Pappe cucinate in casa o comprate?

Le pappe preparate con amore in casa non sempre sono più salutari di quelle confezionate, acquistate in supermercati, negozio biologici e farmacie. 

Ad essere messi sotto accusa, in particolare, sono i grassi che le pappe domestiche sembrerebbero contenere in quantità superiore. 

Questa è la tesi controversa di uno studio scientifico pubblicato sugli 'Archives of Disease in Childhood' realizzato da ricercatori dell'Università di Aberdeen, guidati da Sharon Carstairs.

I piatti casalinghi sono più economici ma generalmente più ricchi di grassi e calorie di quanto raccomandino le linee guida.

Questi nuovi dati "sorprenderanno molti genitori - ammette Carstairs - ma la maggior parte degli alimenti industriali, anche se più cara, garantisce un pasto ad alta densità di energia con una maggiore varietà di alimenti".

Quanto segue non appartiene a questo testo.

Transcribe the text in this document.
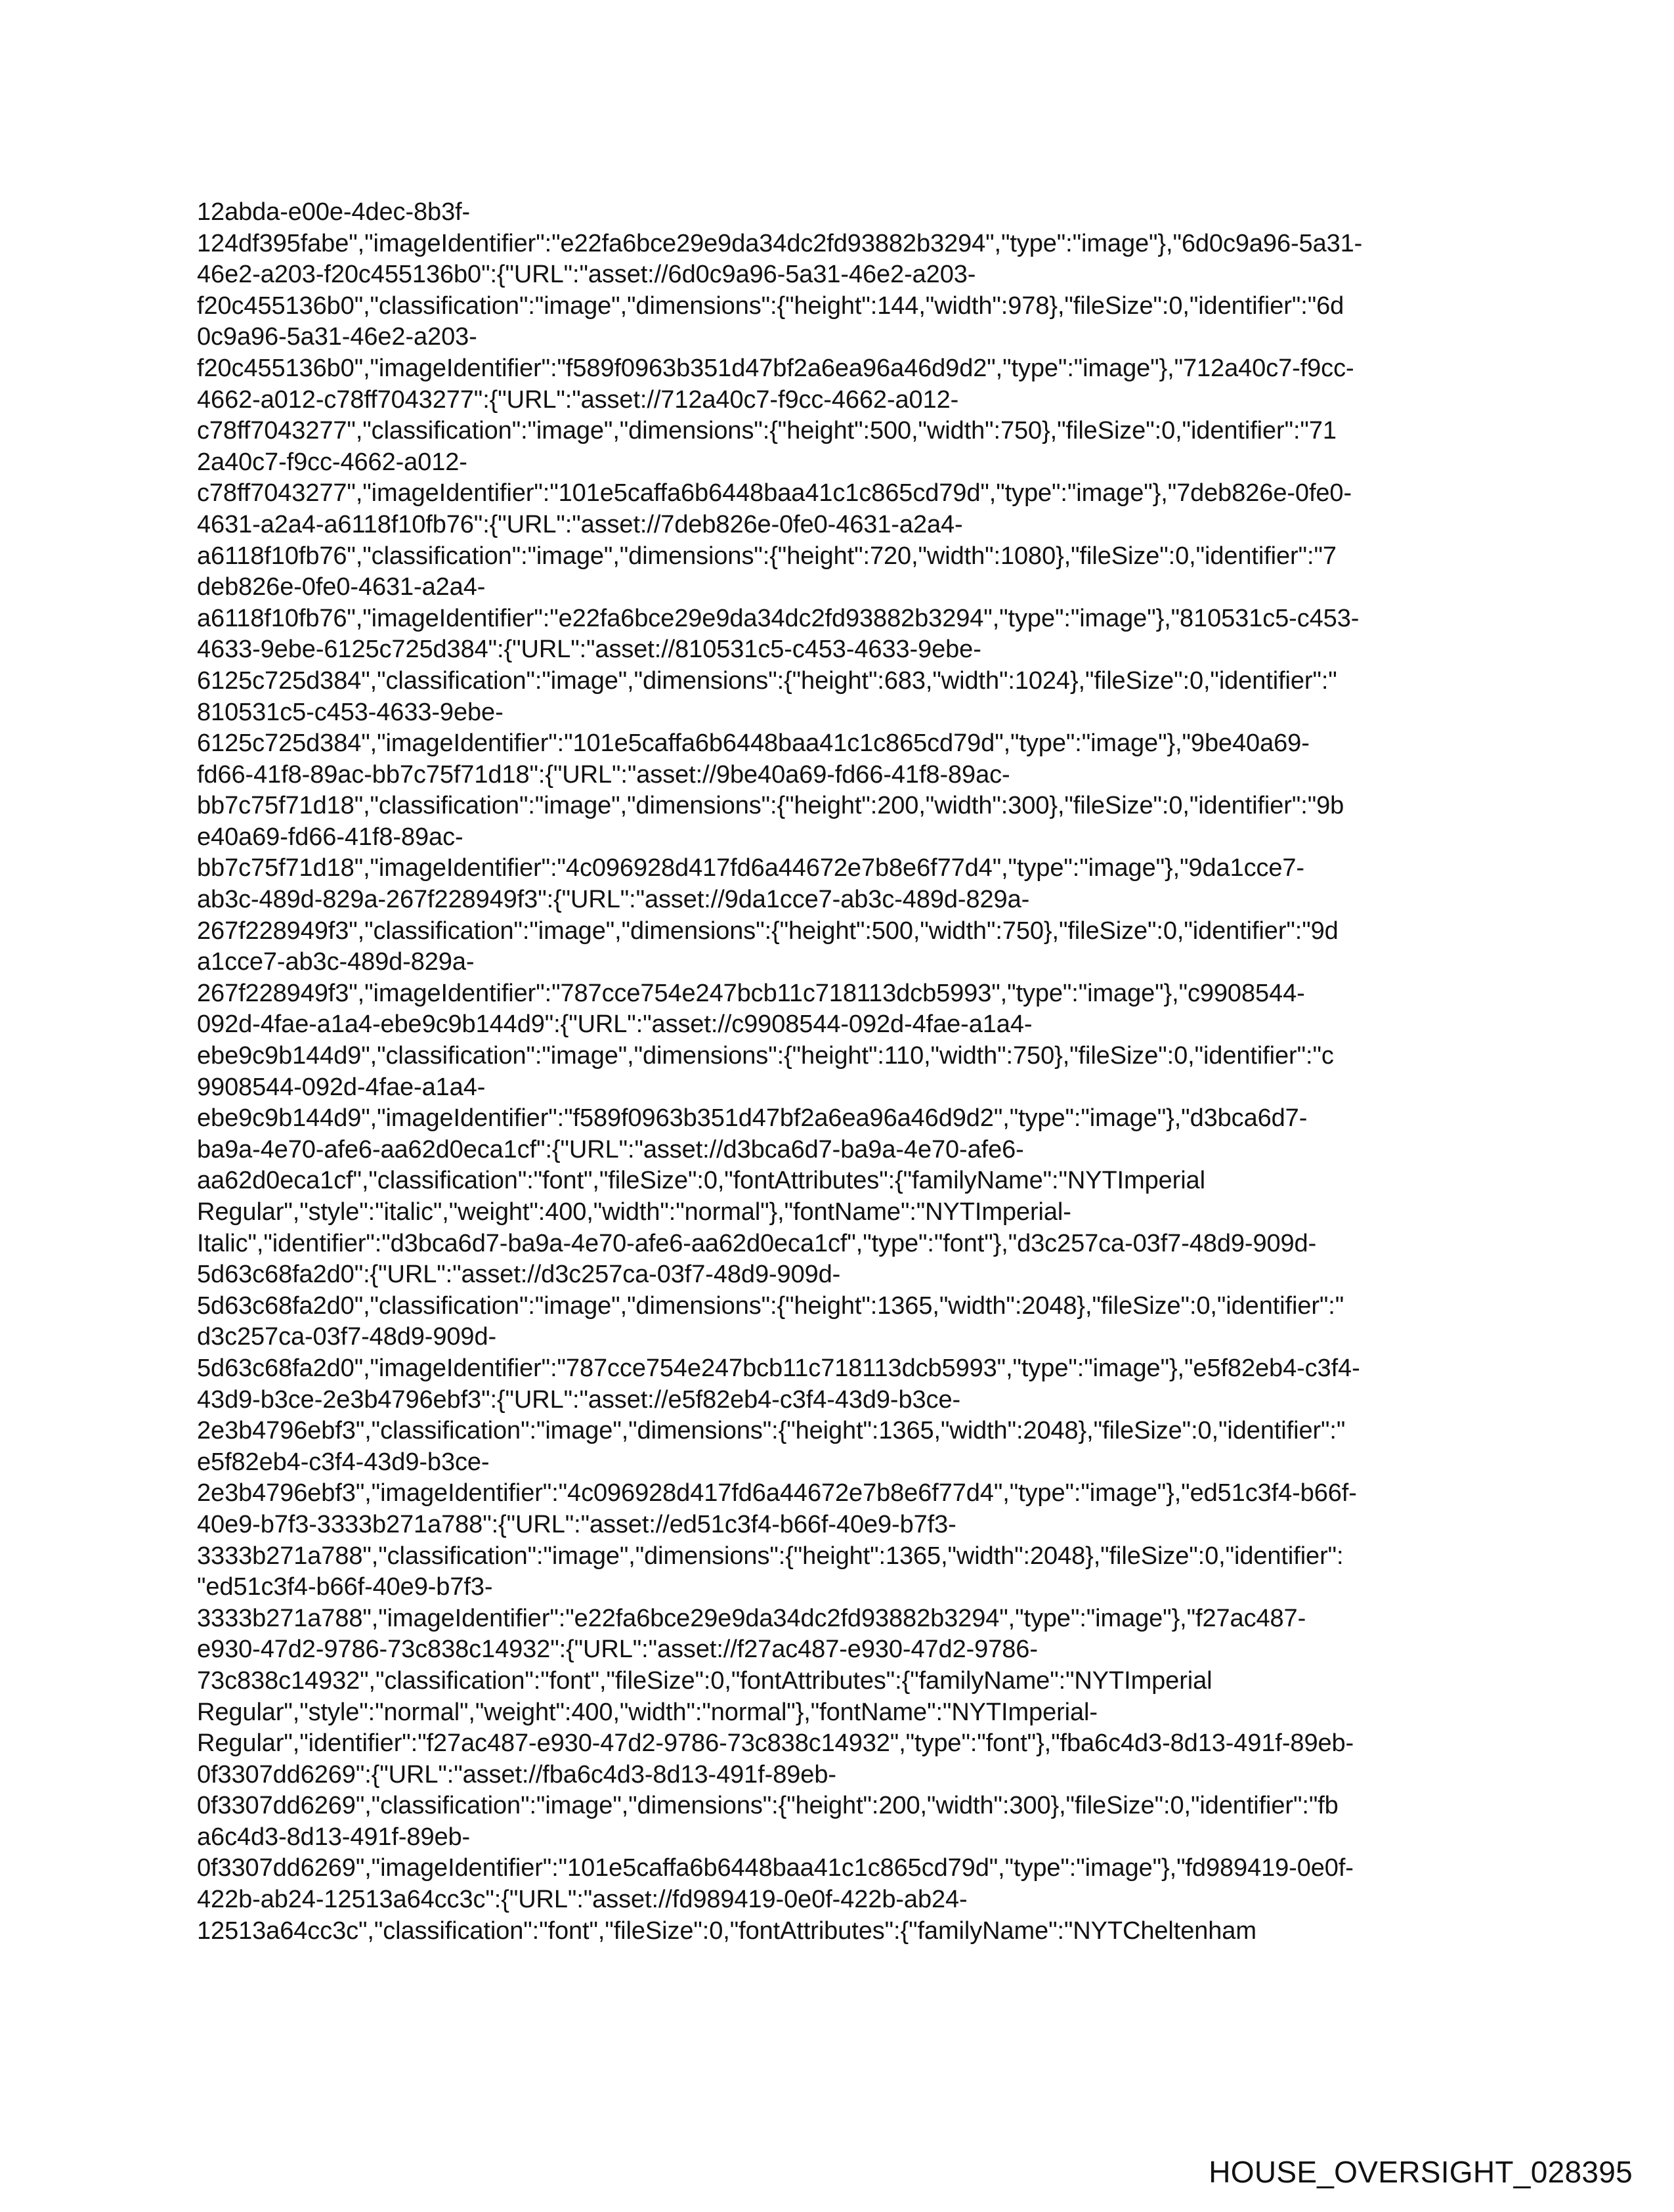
12abda-e00e-4dec-8b3f-
124df395fabe","imageIdentifier":"e22fa6bce29e9da34dc2fd93882b3294","type":"image"},"6d0c9a96-5a31-
46e2-a203-f20c455136b0":{"URL":"asset://6d0c9a96-5a31-46e2-a203-
f20c455136b0","classification":"image","dimensions":{"height":144,"width":978},"fileSize":0,"identifier":"6d
0c9a96-5a31-46e2-a203-
f20c455136b0","imageIdentifier":"f589f0963b351d47bf2a6ea96a46d9d2","type":"image"},"712a40c7-f9cc-
4662-a012-c78ff7043277":{"URL":"asset://712a40c7-f9cc-4662-a012-
c78ff7043277","classification":"image","dimensions":{"height":500,"width":750},"fileSize":0,"identifier":"71
2a40c7-f9cc-4662-a012-
c78ff7043277","imageIdentifier":"101e5caffa6b6448baa41c1c865cd79d","type":"image"},"7deb826e-0fe0-
4631-a2a4-a6118f10fb76":{"URL":"asset://7deb826e-0fe0-4631-a2a4-
a6118f10fb76","classification":"image","dimensions":{"height":720,"width":1080},"fileSize":0,"identifier":"7
deb826e-0fe0-4631-a2a4-
a6118f10fb76","imageIdentifier":"e22fa6bce29e9da34dc2fd93882b3294","type":"image"},"810531c5-c453-
4633-9ebe-6125c725d384":{"URL":"asset://810531c5-c453-4633-9ebe-
6125c725d384","classification":"image","dimensions":{"height":683,"width":1024},"fileSize":0,"identifier":"
810531c5-c453-4633-9ebe-
6125c725d384","imageIdentifier":"101e5caffa6b6448baa41c1c865cd79d","type":"image"},"9be40a69-
fd66-41f8-89ac-bb7c75f71d18":{"URL":"asset://9be40a69-fd66-41f8-89ac-
bb7c75f71d18","classification":"image","dimensions":{"height":200,"width":300},"fileSize":0,"identifier":"9b
e40a69-fd66-41f8-89ac-
bb7c75f71d18","imageIdentifier":"4c096928d417fd6a44672e7b8e6f77d4","type":"image"},"9da1cce7-
ab3c-489d-829a-267f228949f3":{"URL":"asset://9da1cce7-ab3c-489d-829a-
267f228949f3","classification":"image","dimensions":{"height":500,"width":750},"fileSize":0,"identifier":"9d
a1cce7-ab3c-489d-829a-
267f228949f3","imageIdentifier":"787cce754e247bcb11c718113dcb5993","type":"image"},"c9908544-
092d-4fae-a1a4-ebe9c9b144d9":{"URL":"asset://c9908544-092d-4fae-a1a4-
ebe9c9b144d9","classification":"image","dimensions":{"height":110,"width":750},"fileSize":0,"identifier":"c
9908544-092d-4fae-a1a4-
ebe9c9b144d9","imageIdentifier":"f589f0963b351d47bf2a6ea96a46d9d2","type":"image"},"d3bca6d7-
ba9a-4e70-afe6-aa62d0eca1cf":{"URL":"asset://d3bca6d7-ba9a-4e70-afe6-
aa62d0eca1cf","classification":"font","fileSize":0,"fontAttributes":{"familyName":"NYTImperial
Regular","style":"italic","weight":400,"width":"normal"},"fontName":"NYTImperial-
Italic","identifier":"d3bca6d7-ba9a-4e70-afe6-aa62d0eca1cf","type":"font"},"d3c257ca-03f7-48d9-909d-
5d63c68fa2d0":{"URL":"asset://d3c257ca-03f7-48d9-909d-
5d63c68fa2d0","classification":"image","dimensions":{"height":1365,"width":2048},"fileSize":0,"identifier":"
d3c257ca-03f7-48d9-909d-
5d63c68fa2d0","imageIdentifier":"787cce754e247bcb11c718113dcb5993","type":"image"},"e5f82eb4-c3f4-
43d9-b3ce-2e3b4796ebf3":{"URL":"asset://e5f82eb4-c3f4-43d9-b3ce-
2e3b4796ebf3","classification":"image","dimensions":{"height":1365,"width":2048},"fileSize":0,"identifier":"
e5f82eb4-c3f4-43d9-b3ce-
2e3b4796ebf3","imageIdentifier":"4c096928d417fd6a44672e7b8e6f77d4","type":"image"},"ed51c3f4-b66f-
40e9-b7f3-3333b271a788":{"URL":"asset://ed51c3f4-b66f-40e9-b7f3-
3333b271a788","classification":"image","dimensions":{"height":1365,"width":2048},"fileSize":0,"identifier":
"ed51c3f4-b66f-40e9-b7f3-
3333b271a788","imageIdentifier":"e22fa6bce29e9da34dc2fd93882b3294","type":"image"},"f27ac487-
e930-47d2-9786-73c838c14932":{"URL":"asset://f27ac487-e930-47d2-9786-
73c838c14932","classification":"font","fileSize":0,"fontAttributes":{"familyName":"NYTImperial
Regular","style":"normal","weight":400,"width":"normal"},"fontName":"NYTImperial-
Regular","identifier":"f27ac487-e930-47d2-9786-73c838c14932","type":"font"},"fba6c4d3-8d13-491f-89eb-
0f3307dd6269":{"URL":"asset://fba6c4d3-8d13-491f-89eb-
0f3307dd6269","classification":"image","dimensions":{"height":200,"width":300},"fileSize":0,"identifier":"fb
a6c4d3-8d13-491f-89eb-
0f3307dd6269","imageIdentifier":"101e5caffa6b6448baa41c1c865cd79d","type":"image"},"fd989419-0e0f-
422b-ab24-12513a64cc3c":{"URL":"asset://fd989419-0e0f-422b-ab24-
12513a64cc3c","classification":"font","fileSize":0,"fontAttributes":{"familyName":"NYTCheltenham
HOUSE_OVERSIGHT_028395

Lo studio è stato realizzato dopo aver confrontato il costo e il contenuto nutrizionale di 278 pasti pronti per bambini con meno di 5 anni, acquistati nei supermercati o in farmacia (di cui 174 biologici), e 408 cucinati in casa con ricette provenienti da 55 libri di cucina rivolti specificamente ai lattanti e ai bambini.

I COSTI - i pasti industriali sono di gran lunga più costosi: 80 centesimi di euro per 100 grammi, rispetto ai 30 centesimi per i piatti cucinati in casa. 

L’ASPETTO NUTRIZIONALE - le ricette casalinghe contenevano il 51% in più di calorie rispetto ai prodotti commerciali e un maggior contenuto di carboidrati, sale, proteine, grassi saturi e totali rispetto alle scelte industriali, fornendo dal 7% al 200% in più di sostanze nutritive. E contenevano anche più di zucchero: il 2,5% contro il 2,2%. In pratica, le ricette casalinghe forniscono il 26% in più di energia e il 44% in più di proteine e di grassi, che pur essendo di vitale importanza per la crescita del bambino, se in quantità eccessive possono avere un impatto sul rischio di obesità.

"Questo studio dimostra non solo che sarebbero necessari standard normativi per i prodotti commerciali - dice Neena Modi, presidente del Royal College of Paediatrics and Child Health - ma anche che i genitori dovrebbero essere supportati per essere 'nutrizionalmente consapevoli'".